Imagine a lock-free stack. A points to the top node. You read A, and it points to node 1. You get ready to pop it and push a new node. Meanwhile, another thread pops node 1, causing the top to point to node 2 (B). Then it pops node 2, and pushes node 1 back on, so the top is A again. Your CAS will succeed, but now you’ll be setting the next pointer of your new node to the original node 1, which has already been popped and might be sitting in some other thread’s memory waiting to be reused. You’ve just corrupted the entire stack.
Go’s sync/atomic package provides CompareAndSwapPointer which is susceptible to this on most architectures. However, it’s less of a concern in managed memory languages like Go than in C/C++ because the garbage collector generally prevents a pointer from being reused while another goroutine might still hold a reference to it. But it’s a classic pitfall you must be aware of. The common solution is to use a “double-wide” CAS that also checks a version number or a counter alongside the pointer. Go’s sync/atomic doesn’t directly offer this, which is a conscious (and sometimes frustrating) design choice to keep the API simple.
The Loop of Retry: The Pattern of Life
The most important pattern to internalize is the CAS loop.
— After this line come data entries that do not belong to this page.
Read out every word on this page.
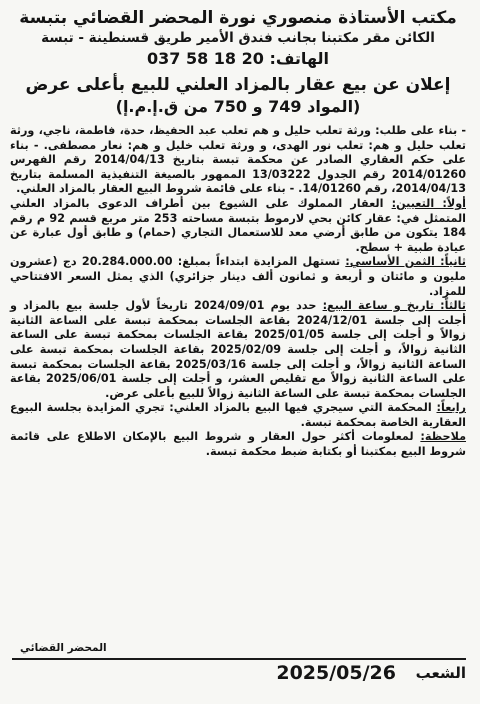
مكتب الأستاذة منصوري نورة المحضر القضائي بتبسة

الكائن مقر مكتبنا بجانب فندق الأمير طريق قسنطينة - تبسة

الهاتف: 037 58 18 20

إعلان عن بيع عقار بالمزاد العلني للبيع بأعلى عرض

(المواد 749 و 750 من ق.إ.م.إ)

- بناء على طلب: ورثة تعلب حليل و هم تعلب عبد الحفيظ، حدة، فاطمة، ناجي، ورثة تعلب حليل و هم: تعلب نور الهدى، و ورثة تعلب خليل و هم: نعار مصطفى. - بناء على حكم العقاري الصادر عن محكمة تبسة بتاريخ 2014/04/13 رقم الفهرس 2014/01260 رقم الجدول 13/03222 الممهور بالصيغة التنفيذية المسلمة بتاريخ 2014/04/13، رقم 14/01260. - بناء على قائمة شروط البيع العقار بالمزاد العلني.

أولاً: التعيين: العقار المملوك على الشيوع بين أطراف الدعوى بالمزاد العلني المتمثل في: عقار كائن بحي لارموط بتبسة مساحته 253 متر مربع قسم 92 م رقم 184 يتكون من طابق أرضي معد للاستعمال التجاري (حمام) و طابق أول عبارة عن عيادة طبية + سطح.

ثانياً: الثمن الأساسي: تستهل المزايدة ابتداءاً بمبلغ: 20.284.000.00 دج (عشرون مليون و مائتان و أربعة و ثمانون ألف دينار جزائري) الذي يمثل السعر الافتتاحي للمزاد.

ثالثاً: تاريخ و ساعة البيع: حدد يوم 2024/09/01 تاريخاً لأول جلسة بيع بالمزاد و أجلت إلى جلسة 2024/12/01 بقاعة الجلسات بمحكمة تبسة على الساعة الثانية زوالاً و أجلت إلى جلسة 2025/01/05 بقاعة الجلسات بمحكمة تبسة على الساعة الثانية زوالاً، و أجلت إلى جلسة 2025/02/09 بقاعة الجلسات بمحكمة تبسة على الساعة الثانية زوالاً، و أجلت إلى جلسة 2025/03/16 بقاعة الجلسات بمحكمة تبسة على الساعة الثانية زوالاً مع تقليص العشر، و أجلت إلى جلسة 2025/06/01 بقاعة الجلسات بمحكمة تبسة على الساعة الثانية زوالاً للبيع بأعلى عرض.

رابعاً: المحكمة التي سيجري فيها البيع بالمزاد العلني: تجري المزايدة بجلسة البيوع العقارية الخاصة بمحكمة تبسة.

ملاحظة: لمعلومات أكثر حول العقار و شروط البيع بالإمكان الاطلاع على قائمة شروط البيع بمكتبنا أو بكتابة ضبط محكمة تبسة.

المحضر القضائي
الشعب
2025/05/26
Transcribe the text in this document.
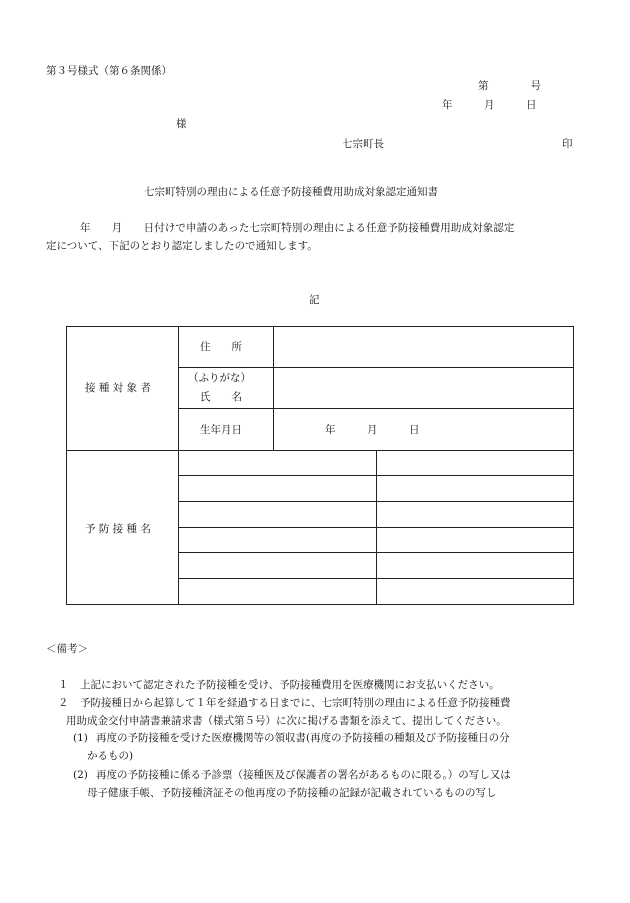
第３号様式（第６条関係）
第　　　　号
年　　　月　　　日
様
七宗町長	印
七宗町特別の理由による任意予防接種費用助成対象認定通知書
年　　月　　日付けで申請のあった七宗町特別の理由による任意予防接種費用助成対象認定
定について、下記のとおり認定しましたので通知します。
記
接 種 対 象 者
住　　所
（ふりがな）
氏　　名
生年月日	年　　　月　　　日
予 防 接 種 名
＜備考＞
１ 上記において認定された予防接種を受け、予防接種費用を医療機関にお支払いください。
２ 予防接種日から起算して１年を経過する日までに、七宗町特別の理由による任意予防接種費
用助成金交付申請書兼請求書（様式第５号）に次に掲げる書類を添えて、提出してください。
(1) 再度の予防接種を受けた医療機関等の領収書(再度の予防接種の種類及び予防接種日の分
かるもの)
(2) 再度の予防接種に係る予診票（接種医及び保護者の署名があるものに限る。）の写し又は
母子健康手帳、予防接種済証その他再度の予防接種の記録が記載されているものの写し
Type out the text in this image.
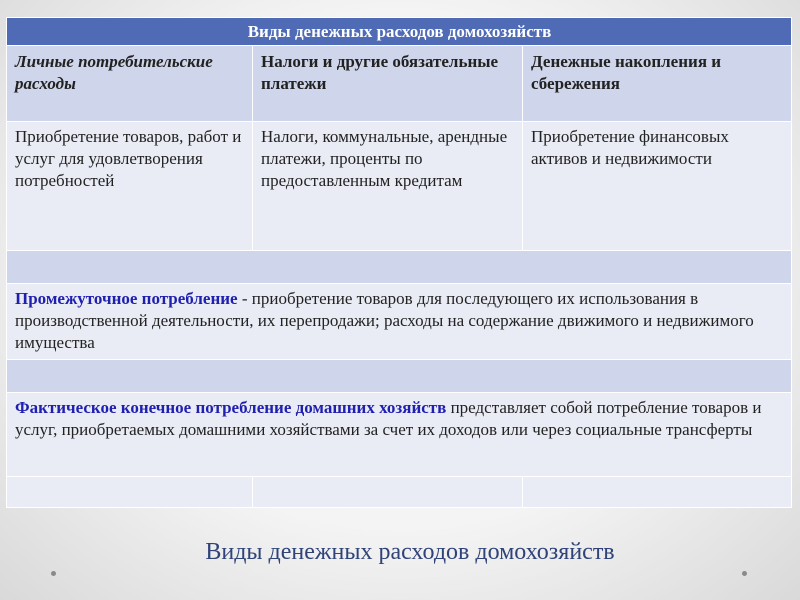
Виды денежных расходов домохозяйств		
Личные потребительские расходы	Налоги и другие обязательные платежи	Денежные накопления и сбережения
Приобретение товаров, работ и услуг для удовлетворения потребностей	Налоги, коммунальные, арендные платежи, проценты по предоставленным кредитам	Приобретение финансовых активов и недвижимости

Промежуточное потребление - приобретение товаров для последующего их использования в производственной деятельности, их перепродажи; расходы на содержание движимого и недвижимого имущества		

Фактическое конечное потребление домашних хозяйств представляет собой потребление товаров и услуг, приобретаемых домашними хозяйствами за счет их доходов или через социальные трансферты		

Виды денежных расходов домохозяйств
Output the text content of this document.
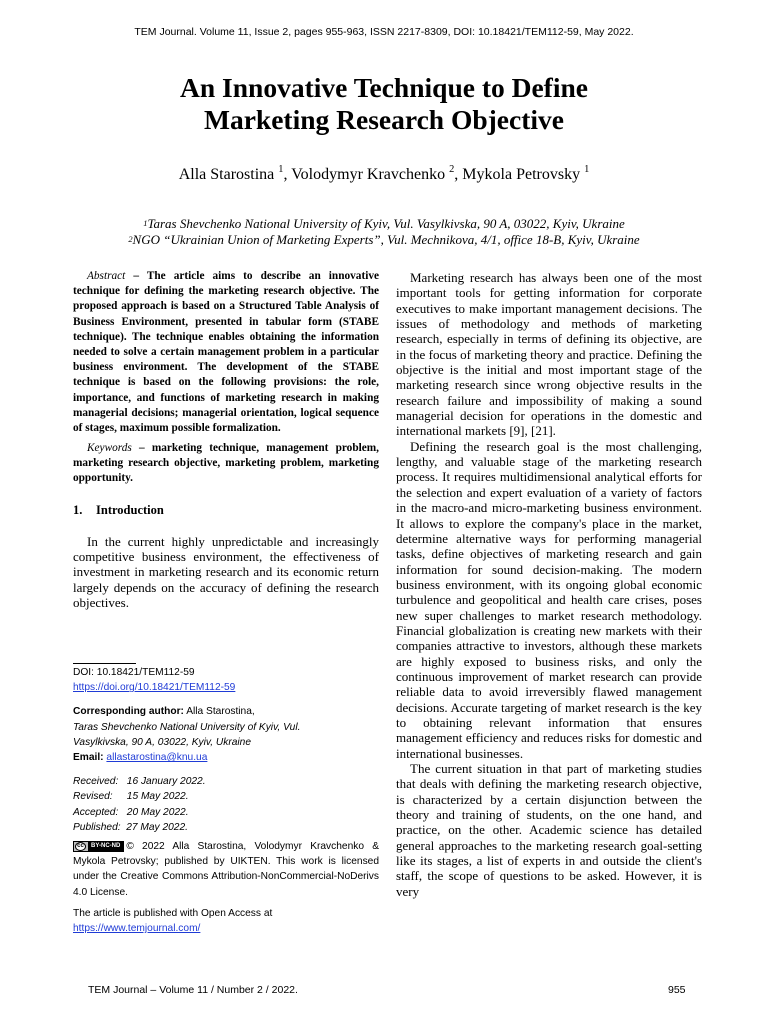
TEM Journal. Volume 11, Issue 2, pages 955-963, ISSN 2217-8309, DOI: 10.18421/TEM112-59, May 2022.
An Innovative Technique to Define
Marketing Research Objective
Alla Starostina $^1$, Volodymyr Kravchenko $^2$, Mykola Petrovsky $^1$
$^1$Taras Shevchenko National University of Kyiv, Vul. Vasylkivska, 90 A, 03022, Kyiv, Ukraine
$^2$NGO “Ukrainian Union of Marketing Experts”, Vul. Mechnikova, 4/1, office 18-B, Kyiv, Ukraine

Abstract – The article aims to describe an innovative technique for defining the marketing research objective. The proposed approach is based on a Structured Table Analysis of Business Environment, presented in tabular form (STABE technique). The technique enables obtaining the information needed to solve a certain management problem in a particular business environment. The development of the STABE technique is based on the following provisions: the role, importance, and functions of marketing research in making managerial decisions; managerial orientation, logical sequence of stages, maximum possible formalization.

Keywords – marketing technique, management problem, marketing research objective, marketing problem, marketing opportunity.

1. Introduction

In the current highly unpredictable and increasingly competitive business environment, the effectiveness of investment in marketing research and its economic return largely depends on the accuracy of defining the research objectives.

DOI: 10.18421/TEM112-59
https://doi.org/10.18421/TEM112-59
Corresponding author: Alla Starostina,
Taras Shevchenko National University of Kyiv, Vul.
Vasylkivska, 90 A, 03022, Kyiv, Ukraine
Email: allastarostina@knu.ua
Received:   16 January 2022.
Revised:     15 May 2022.
Accepted:   20 May 2022.
Published:  27 May 2022.
cc	BY-NC-ND © 2022 Alla Starostina, Volodymyr Kravchenko & Mykola Petrovsky; published by UIKTEN. This work is licensed under the Creative Commons Attribution-NonCommercial-NoDerivs 4.0 License.
The article is published with Open Access at
https://www.temjournal.com/

Marketing research has always been one of the most important tools for getting information for corporate executives to make important management decisions. The issues of methodology and methods of marketing research, especially in terms of defining its objective, are in the focus of marketing theory and practice. Defining the objective is the initial and most important stage of the marketing research since wrong objective results in the research failure and impossibility of making a sound managerial decision for operations in the domestic and international markets [9], [21].

Defining the research goal is the most challenging, lengthy, and valuable stage of the marketing research process. It requires multidimensional analytical efforts for the selection and expert evaluation of a variety of factors in the macro-and micro-marketing business environment. It allows to explore the company's place in the market, determine alternative ways for performing managerial tasks, define objectives of marketing research and gain information for sound decision-making. The modern business environment, with its ongoing global economic turbulence and geopolitical and health care crises, poses new super challenges to market research methodology. Financial globalization is creating new markets with their companies attractive to investors, although these markets are highly exposed to business risks, and only the continuous improvement of market research can provide reliable data to avoid irreversibly flawed management decisions. Accurate targeting of market research is the key to obtaining relevant information that ensures management efficiency and reduces risks for domestic and international businesses.

The current situation in that part of marketing studies that deals with defining the marketing research objective, is characterized by a certain disjunction between the theory and training of students, on the one hand, and practice, on the other. Academic science has detailed general approaches to the marketing research goal-setting like its stages, a list of experts in and outside the client's staff, the scope of questions to be asked. However, it is very

TEM Journal – Volume 11 / Number 2 / 2022.	955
You will almost never call CAS once. You’ll be in a loop until you win. The structure always looks something like this:
for {
current := atomic.LoadInt64(&sharedValue)
new := current + 1 // Or some more complex operation
if atomic.CompareAndSwapInt64(&sharedValue, current, new) {
break // We did it! We escaped the loop!
}
// CAS failed. The value of 'current' is no longer true.
// Loop around, reload 'current', and try again.
}
This is the heartbeat of lock-free code. You observe, you calculate, you attempt to commit. If your commit fails because the world changed, you simply observe again and recalculate based on the new state. It’s a optimistic retry loop. It works brilliantly for low-contention scenarios. Under high contention, it can degenerate into a crowd of people all trying to get through a single door at once, everyone constantly bumping into each other and having to step back. In those cases, a good old-fashioned mutex might actually be faster because it puts threads to sleep instead of having them burn CPU. Profile, always profile.
So there you have it. CAS is your tiny, powerful, atomic brick. It’s deceptively simple, but building robust structures with it requires careful thought about memory ordering, contention, and sneaky problems like ABA. It’s the tool that lets you write code that doesn’t just stand in line, but politely and efficiently jostles for position.